このポイントは、自然に手が収まる場所であり、リラックスして力を入れることができます。このポイントに腕を下ろすと自然と力が抜けます。
リラックスして動くと相手とのつながり
ここから学んだ教訓や洞察は、
リラックスして動くこと、相手と瞬時に繋がること、筋肉に頼らずに動くこと、そして重力や関節の動きから生じる「流れ」が動きを生むということです。人間の体は70%以上が水分で構成され、常に流動しています。この力を理解し利用することで、私たちはより効果的で意味深い動きを実現できます。これらの洞察は、合気道だけでなくタンゴでも有用であり、相手と深い繋がりを築くために役立ちます。
これらの原理はタンゴと深く関連しています。
タンゴでも、相手の力や流れを活用し、リラックスした状態で動き、相手とのつながり(インテンション)を重視することが求められます。合気道では、相手とのミラーリングが重要とされます。つまり、相手と衝突せず、瞬時に適応する能力が求められます。

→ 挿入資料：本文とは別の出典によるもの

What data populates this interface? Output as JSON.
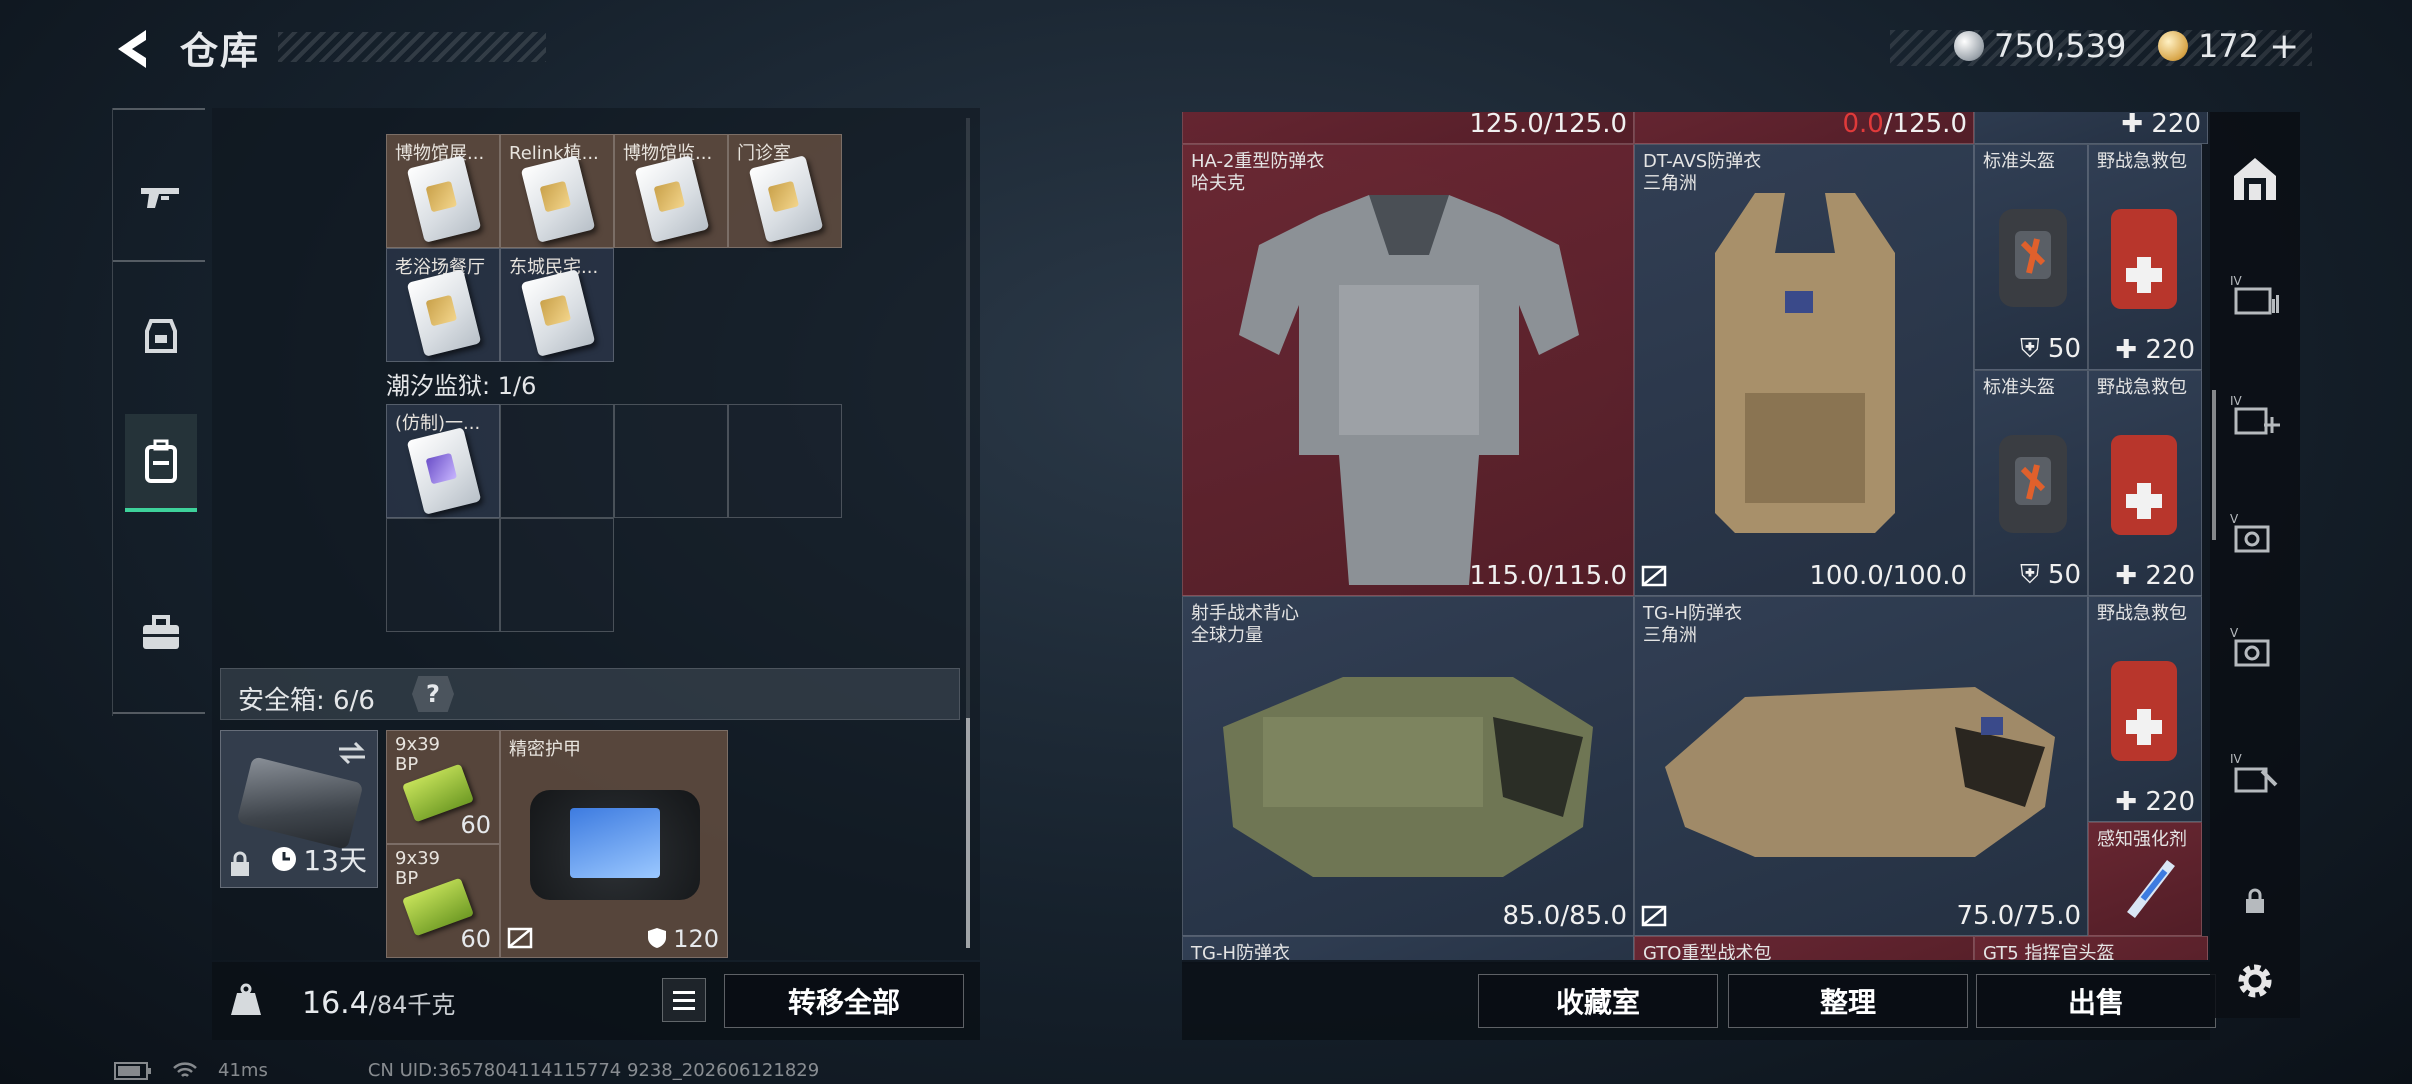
{
  "header": {
    "title": "仓库",
    "currency_silver": "750,539",
    "currency_gold": "172",
    "gold_add": "+"
  },
  "nav": {
    "items": [
      "weapon-icon",
      "helmet-icon",
      "backpack-icon",
      "toolbox-icon"
    ],
    "active": "backpack-icon"
  },
  "left": {
    "cards_row1": [
      "博物馆展...",
      "Relink植...",
      "博物馆监...",
      "门诊室"
    ],
    "cards_row2": [
      "老浴场餐厅",
      "东城民宅..."
    ],
    "prison_section": "潮汐监狱: 1/6",
    "prison_item": "(仿制)一...",
    "safe_box": {
      "label": "安全箱: 6/6",
      "help": "?",
      "timer": "13天"
    },
    "ammo1": {
      "label": "9x39\nBP",
      "count": "60"
    },
    "ammo2": {
      "label": "9x39\nBP",
      "count": "60"
    },
    "bag": {
      "label": "精密护甲",
      "count": "120"
    },
    "weight": "16.4",
    "weight_max": "/84千克",
    "transfer_all": "转移全部"
  },
  "stash": {
    "top_row": [
      "125.0/125.0",
      "0.0",
      "/125.0",
      "220"
    ],
    "items": [
      {
        "name": "HA-2重型防弹衣\n哈夫克",
        "dur": "115.0/115.0"
      },
      {
        "name": "DT-AVS防弹衣\n三角洲",
        "dur": "100.0/100.0"
      },
      {
        "name": "标准头盔",
        "dur": "50"
      },
      {
        "name": "野战急救包",
        "dur": "220"
      },
      {
        "name": "标准头盔",
        "dur": "50"
      },
      {
        "name": "野战急救包",
        "dur": "220"
      },
      {
        "name": "射手战术背心\n全球力量",
        "dur": "85.0/85.0"
      },
      {
        "name": "TG-H防弹衣\n三角洲",
        "dur": "75.0/75.0"
      },
      {
        "name": "野战急救包",
        "dur": "220"
      },
      {
        "name": "感知强化剂",
        "dur": ""
      }
    ],
    "bottom_row": [
      "TG-H防弹衣",
      "GTO重型战术包",
      "GT5 指挥官头盔"
    ],
    "buttons": {
      "collection": "收藏室",
      "sort": "整理",
      "sell": "出售"
    }
  },
  "status": {
    "ping": "41ms",
    "uid": "CN UID:3657804114115774 9238_202606121829"
  },
  "colors": {
    "accent": "#3ed29b",
    "red_cell": "#702834",
    "blue_cell": "#344258",
    "brown_cell": "#6a5242"
  }
}
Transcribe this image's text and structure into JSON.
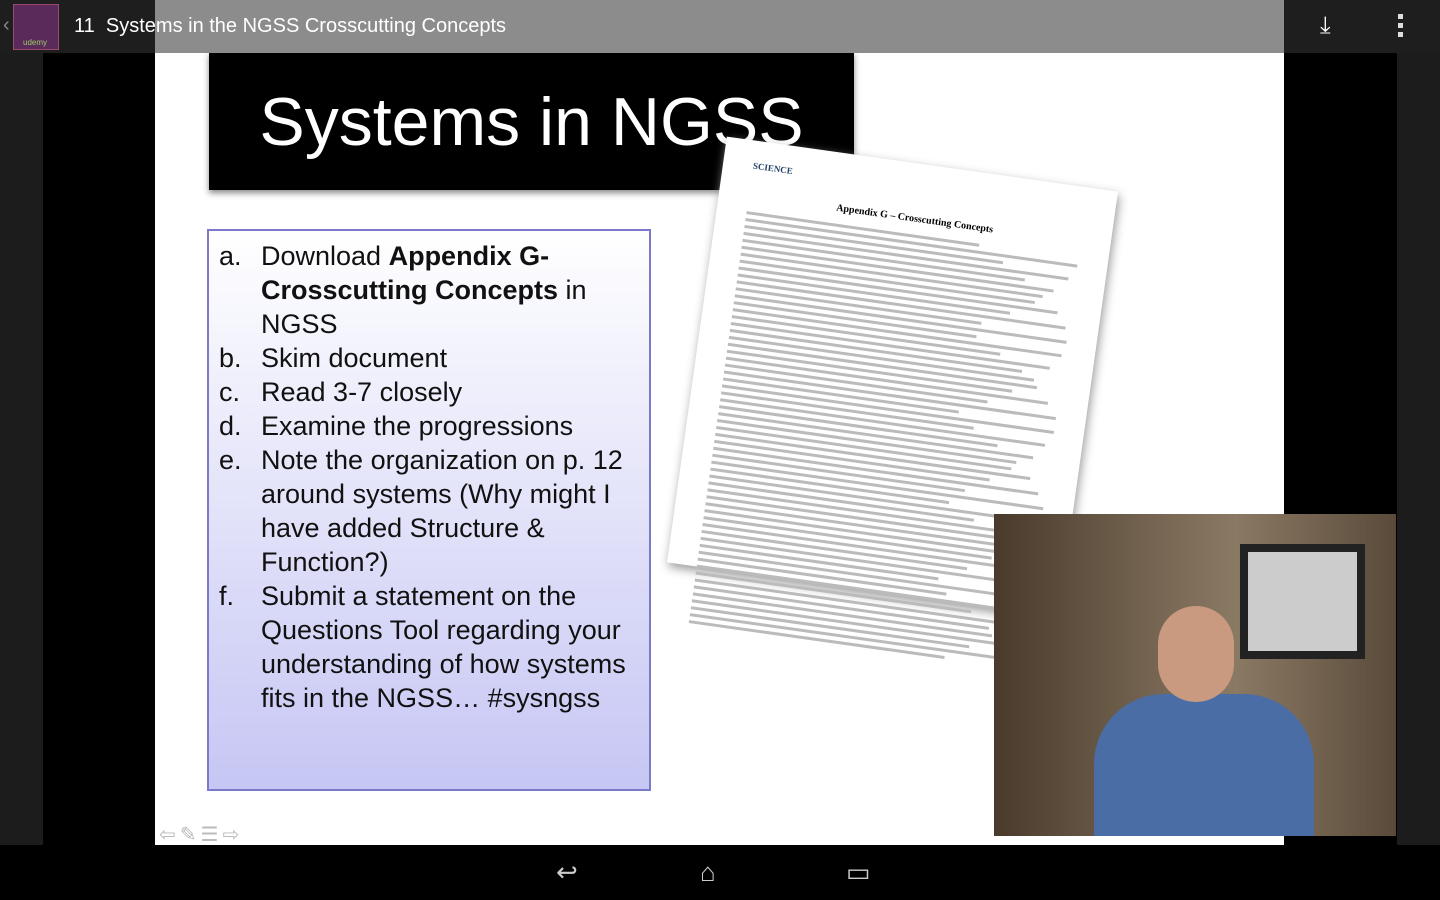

合気道の中心帰納法と同様に、タンゴでも自身の中心から動き出し、パートナーの動きに応じていきます。これがタンゴの踊り手がしばしば「コネクション」や「リード&フォロー」について語る理由です。
私の合気道に対する理解はまだ浅いですが、これらの練習を通じて、自分の体の中心と流れ、そしてそれらがどのように相手との関係性に影響を与えるかについて、深く考えるきっかけを得ることができました。